Pattern Dependence Detection using n-TARP Clustering
This work addresses the challenge of analyzing high-dimensional data with limited subjects, particularly in educational contexts, though it is incremental as it builds on existing dependency detection methods.
The paper tackles the problem of detecting dependencies between high-dimensional observed variables and one-dimensional outcomes in small-sample settings, such as educational data, by proposing a method to quantify and validate pattern dependencies, and demonstrates its application by finding valid dependencies between student skills and grades in a signal processing class.

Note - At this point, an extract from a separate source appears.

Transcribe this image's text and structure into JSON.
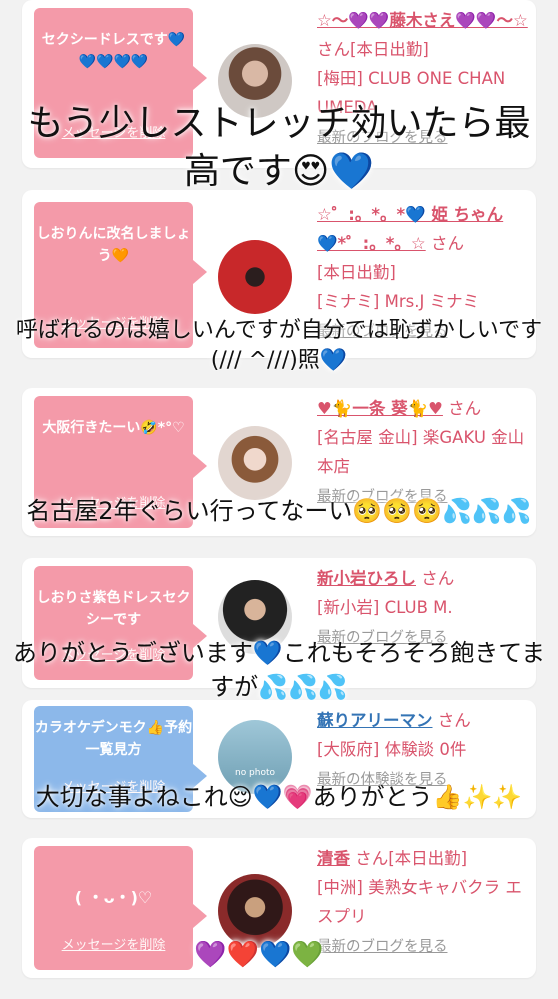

Consider an experiment involving a potentially small number of subjects. Some random variables are observed on each subject: a high-dimensional one called the "observed" random variable, and a one-dimensional one called the "outcome" random variable. We are interested in the dependencies between the observed random variable and the outcome random variable. We propose a method to quantify and validate the dependencies of the outcome random variable on the various patterns contained in the observed random variable. Different degrees of relationship are explored (linear, quadratic, cubic, ...). This work is motivated by the need to analyze educational data, which often involves high-dimensional data representing a small number of students. Thus our implementation is designed for a small number of subjects; however, it can be easily modified to handle a very large dataset. As an illustration, the proposed method is used to study the influence of certain skills on the course grade of students in a signal processing class. A valid dependency of the grade on the different skill patterns is observed in the data.